Selected recent and forthcoming publications:
- Toncheva, S. Redefining human-nature dichotomy: the voice of spiritual-ecological movements in environmentality debate. Антропология/Anthropology. Journal for Socioсultural Anthropology, forthcoming.
- Toncheva, S. 2019. On the path of the Buddha – specifics and distribution of Buddhism in Bulgaria. – Yearbook of Balkan and Baltic Studies, Vol. 1, 91-107.
- Toncheva, S. 2017. Inventing religion – New Spirituality and Sacred Places in Bulgaria. In: Darieva, Ts., Kahl, T., Toncheva, S. Sakralität und Mobilität im Kaukasus und Südosteuropa. Verlag der ÖAW. 157-179.
- Toncheva, S. 2015. Out of the New Spirituality of the Twentieth Century. The Dawn of Anthroposophy, the White Brotherhood and the Unified Teaching. Frank & Timme, Berlin.
- Тончева, С. 2015. Из новата духовност на 20-ти век. Антропософия, Бяло Братство, Единно учение. София, Парадигма.

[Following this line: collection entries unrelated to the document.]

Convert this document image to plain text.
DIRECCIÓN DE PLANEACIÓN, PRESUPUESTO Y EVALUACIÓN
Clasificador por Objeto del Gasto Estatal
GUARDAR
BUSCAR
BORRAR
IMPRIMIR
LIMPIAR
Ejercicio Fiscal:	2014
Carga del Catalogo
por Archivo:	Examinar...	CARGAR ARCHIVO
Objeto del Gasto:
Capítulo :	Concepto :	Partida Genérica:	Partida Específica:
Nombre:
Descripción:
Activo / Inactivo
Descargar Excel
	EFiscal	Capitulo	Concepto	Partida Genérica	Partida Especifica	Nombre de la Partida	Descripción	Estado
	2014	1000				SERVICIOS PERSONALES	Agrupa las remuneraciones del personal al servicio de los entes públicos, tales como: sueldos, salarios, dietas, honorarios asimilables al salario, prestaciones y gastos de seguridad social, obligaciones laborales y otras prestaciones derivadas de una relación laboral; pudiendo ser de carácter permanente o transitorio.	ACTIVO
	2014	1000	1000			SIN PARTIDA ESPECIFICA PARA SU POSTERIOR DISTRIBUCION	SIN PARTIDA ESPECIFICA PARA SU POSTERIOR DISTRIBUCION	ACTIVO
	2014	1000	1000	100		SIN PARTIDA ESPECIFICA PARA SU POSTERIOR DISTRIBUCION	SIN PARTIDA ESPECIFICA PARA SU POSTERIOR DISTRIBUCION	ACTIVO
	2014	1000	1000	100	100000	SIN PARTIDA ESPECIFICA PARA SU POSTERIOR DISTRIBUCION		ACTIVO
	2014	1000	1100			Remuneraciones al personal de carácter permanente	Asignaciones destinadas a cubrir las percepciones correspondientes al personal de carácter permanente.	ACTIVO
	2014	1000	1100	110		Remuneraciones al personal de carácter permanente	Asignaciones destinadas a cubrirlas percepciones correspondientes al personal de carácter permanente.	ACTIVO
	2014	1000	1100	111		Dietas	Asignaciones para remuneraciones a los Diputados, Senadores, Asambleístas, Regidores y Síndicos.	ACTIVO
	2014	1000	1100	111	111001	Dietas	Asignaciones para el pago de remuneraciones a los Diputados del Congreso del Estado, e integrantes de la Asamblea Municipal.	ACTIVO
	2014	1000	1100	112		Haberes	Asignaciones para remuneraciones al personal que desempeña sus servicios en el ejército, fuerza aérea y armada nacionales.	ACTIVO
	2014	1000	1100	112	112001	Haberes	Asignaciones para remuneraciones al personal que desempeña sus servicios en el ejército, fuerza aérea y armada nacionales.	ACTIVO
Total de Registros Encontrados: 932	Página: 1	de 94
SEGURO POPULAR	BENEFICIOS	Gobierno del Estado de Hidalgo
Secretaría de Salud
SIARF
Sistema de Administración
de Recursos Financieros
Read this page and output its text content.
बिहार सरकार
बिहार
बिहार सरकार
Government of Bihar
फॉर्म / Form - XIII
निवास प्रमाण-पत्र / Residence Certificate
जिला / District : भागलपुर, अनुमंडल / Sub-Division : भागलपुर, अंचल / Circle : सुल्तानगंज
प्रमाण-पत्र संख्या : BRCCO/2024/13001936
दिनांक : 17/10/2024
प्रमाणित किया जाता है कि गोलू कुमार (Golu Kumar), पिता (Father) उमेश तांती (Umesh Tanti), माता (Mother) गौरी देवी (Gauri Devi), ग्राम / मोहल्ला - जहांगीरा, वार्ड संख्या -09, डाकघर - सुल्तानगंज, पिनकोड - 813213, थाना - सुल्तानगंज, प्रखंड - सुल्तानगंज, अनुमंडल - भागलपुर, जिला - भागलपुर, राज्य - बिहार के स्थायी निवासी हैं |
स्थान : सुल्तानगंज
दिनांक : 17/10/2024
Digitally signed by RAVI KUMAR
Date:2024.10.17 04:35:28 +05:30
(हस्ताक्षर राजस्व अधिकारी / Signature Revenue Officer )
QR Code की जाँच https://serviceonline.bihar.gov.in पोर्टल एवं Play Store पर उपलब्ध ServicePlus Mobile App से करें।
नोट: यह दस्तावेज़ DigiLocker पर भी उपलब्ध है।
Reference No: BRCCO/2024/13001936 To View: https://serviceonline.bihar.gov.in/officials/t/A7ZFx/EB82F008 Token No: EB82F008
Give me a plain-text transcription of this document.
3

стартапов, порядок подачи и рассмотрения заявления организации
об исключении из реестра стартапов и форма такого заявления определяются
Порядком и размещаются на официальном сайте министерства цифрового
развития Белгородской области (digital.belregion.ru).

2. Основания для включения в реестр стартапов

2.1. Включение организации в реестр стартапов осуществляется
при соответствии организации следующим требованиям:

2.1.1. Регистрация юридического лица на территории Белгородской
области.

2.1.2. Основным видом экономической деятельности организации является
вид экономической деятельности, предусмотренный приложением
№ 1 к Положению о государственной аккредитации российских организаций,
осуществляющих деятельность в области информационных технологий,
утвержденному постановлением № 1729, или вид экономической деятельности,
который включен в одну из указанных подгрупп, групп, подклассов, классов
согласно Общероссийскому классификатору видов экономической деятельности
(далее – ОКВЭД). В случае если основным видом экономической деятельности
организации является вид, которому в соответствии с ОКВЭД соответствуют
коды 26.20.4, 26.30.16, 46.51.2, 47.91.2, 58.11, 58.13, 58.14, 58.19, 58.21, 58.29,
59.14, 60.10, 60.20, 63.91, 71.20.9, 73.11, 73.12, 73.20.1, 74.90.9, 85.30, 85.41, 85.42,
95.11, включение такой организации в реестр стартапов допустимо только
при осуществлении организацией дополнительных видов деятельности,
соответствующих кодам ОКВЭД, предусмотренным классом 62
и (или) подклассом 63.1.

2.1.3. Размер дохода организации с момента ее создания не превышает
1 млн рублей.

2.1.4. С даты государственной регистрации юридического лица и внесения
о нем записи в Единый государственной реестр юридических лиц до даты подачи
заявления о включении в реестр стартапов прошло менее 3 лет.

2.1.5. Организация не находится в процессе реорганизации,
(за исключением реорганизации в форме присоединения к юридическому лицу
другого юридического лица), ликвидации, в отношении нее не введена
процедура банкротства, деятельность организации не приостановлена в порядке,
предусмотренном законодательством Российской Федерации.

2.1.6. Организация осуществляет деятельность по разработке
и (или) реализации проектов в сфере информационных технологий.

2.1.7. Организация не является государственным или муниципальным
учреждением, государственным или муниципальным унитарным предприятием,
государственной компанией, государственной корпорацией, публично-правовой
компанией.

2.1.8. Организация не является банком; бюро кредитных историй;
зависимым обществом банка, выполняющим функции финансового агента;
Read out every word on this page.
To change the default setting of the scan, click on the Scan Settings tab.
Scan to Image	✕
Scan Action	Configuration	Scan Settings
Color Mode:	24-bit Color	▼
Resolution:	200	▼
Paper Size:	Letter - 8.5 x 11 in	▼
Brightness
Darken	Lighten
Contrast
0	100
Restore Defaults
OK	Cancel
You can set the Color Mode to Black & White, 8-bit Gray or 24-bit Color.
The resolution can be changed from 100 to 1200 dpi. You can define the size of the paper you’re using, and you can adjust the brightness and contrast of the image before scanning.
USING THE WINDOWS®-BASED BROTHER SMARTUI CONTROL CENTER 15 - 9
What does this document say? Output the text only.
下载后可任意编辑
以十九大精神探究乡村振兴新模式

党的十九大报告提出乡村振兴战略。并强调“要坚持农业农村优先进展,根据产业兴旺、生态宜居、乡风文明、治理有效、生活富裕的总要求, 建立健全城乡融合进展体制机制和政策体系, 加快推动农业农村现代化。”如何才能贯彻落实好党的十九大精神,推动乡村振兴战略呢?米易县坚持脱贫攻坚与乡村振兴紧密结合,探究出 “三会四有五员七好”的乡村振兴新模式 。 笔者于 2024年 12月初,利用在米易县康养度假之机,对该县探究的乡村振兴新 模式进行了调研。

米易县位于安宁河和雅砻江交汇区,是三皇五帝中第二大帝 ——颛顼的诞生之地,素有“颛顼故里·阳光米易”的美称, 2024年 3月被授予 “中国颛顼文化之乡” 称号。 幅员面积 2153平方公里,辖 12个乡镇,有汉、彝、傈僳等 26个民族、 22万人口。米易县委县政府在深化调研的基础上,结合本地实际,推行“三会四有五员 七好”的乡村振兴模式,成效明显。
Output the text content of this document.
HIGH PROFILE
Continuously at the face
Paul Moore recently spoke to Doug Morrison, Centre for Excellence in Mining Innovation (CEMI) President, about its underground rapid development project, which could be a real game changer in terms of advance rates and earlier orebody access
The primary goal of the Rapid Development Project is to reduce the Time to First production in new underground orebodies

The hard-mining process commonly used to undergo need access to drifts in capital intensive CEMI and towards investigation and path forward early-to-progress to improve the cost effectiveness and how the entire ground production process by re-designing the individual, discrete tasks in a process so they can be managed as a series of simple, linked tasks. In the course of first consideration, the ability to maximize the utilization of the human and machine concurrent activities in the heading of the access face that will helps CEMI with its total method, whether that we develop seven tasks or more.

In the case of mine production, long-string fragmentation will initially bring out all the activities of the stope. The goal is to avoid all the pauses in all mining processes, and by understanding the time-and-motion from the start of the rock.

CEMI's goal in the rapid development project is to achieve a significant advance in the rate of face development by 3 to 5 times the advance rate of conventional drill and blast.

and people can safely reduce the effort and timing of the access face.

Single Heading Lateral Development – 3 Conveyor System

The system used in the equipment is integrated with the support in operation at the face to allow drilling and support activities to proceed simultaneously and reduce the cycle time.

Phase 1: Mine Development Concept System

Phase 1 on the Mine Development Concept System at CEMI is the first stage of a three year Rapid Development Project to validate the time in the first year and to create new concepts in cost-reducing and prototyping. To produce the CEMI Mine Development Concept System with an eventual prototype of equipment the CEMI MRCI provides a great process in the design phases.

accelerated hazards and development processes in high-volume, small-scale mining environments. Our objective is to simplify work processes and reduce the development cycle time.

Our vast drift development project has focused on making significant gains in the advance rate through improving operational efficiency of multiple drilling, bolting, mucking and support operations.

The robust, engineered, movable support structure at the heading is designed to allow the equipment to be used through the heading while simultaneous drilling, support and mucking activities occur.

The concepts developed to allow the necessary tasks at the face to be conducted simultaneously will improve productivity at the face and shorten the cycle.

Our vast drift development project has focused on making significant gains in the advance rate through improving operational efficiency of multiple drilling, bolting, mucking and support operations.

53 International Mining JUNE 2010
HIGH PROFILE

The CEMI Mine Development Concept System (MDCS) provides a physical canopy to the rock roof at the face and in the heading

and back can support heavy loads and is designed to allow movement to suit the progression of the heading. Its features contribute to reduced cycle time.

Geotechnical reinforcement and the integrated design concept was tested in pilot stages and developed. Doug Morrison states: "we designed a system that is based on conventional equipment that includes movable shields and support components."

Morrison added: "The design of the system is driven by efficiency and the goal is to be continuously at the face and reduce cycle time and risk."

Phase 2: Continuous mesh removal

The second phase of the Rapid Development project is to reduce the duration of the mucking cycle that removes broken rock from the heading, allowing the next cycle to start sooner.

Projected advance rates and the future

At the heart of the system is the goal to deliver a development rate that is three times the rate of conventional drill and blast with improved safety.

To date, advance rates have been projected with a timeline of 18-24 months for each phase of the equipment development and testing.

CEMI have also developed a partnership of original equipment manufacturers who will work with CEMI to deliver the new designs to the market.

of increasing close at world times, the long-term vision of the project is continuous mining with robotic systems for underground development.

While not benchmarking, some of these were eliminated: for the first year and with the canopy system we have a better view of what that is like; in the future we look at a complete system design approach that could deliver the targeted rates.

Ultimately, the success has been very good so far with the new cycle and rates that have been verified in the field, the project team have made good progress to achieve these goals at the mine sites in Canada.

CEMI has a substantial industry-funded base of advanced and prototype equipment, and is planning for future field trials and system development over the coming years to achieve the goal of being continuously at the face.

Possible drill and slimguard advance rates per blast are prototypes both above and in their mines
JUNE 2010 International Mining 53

The project presents a novel for the Bulgarian anthropological field research on a relevant for the Bulgarian environmental policy problem - the human-bear conflicts in the Region of Rodopi mountains, Bulgaria. Mitigation of human-carnivore conflicts is a major challenge to conservation efforts worldwide as well as priority matter in the context of the most relevant debates regarding the development of new conservation models - the so called “convivial” conservation, based on the notion of cohabitation of humans and animals in the context of the new European (and global) realities. The project undertakes these calls by proposing a research on human-carnivor conflicts in a region where people and bears share a common space, failing to find mechanisms for succesful coexistance. It aims to outline the core reasons for the conflicts, asses the inadequacies of the applied conservation policies and contribute to the current conservation debates, boosting the conservation efforts of the Brown bear and Bulgarian conservation policy in particular.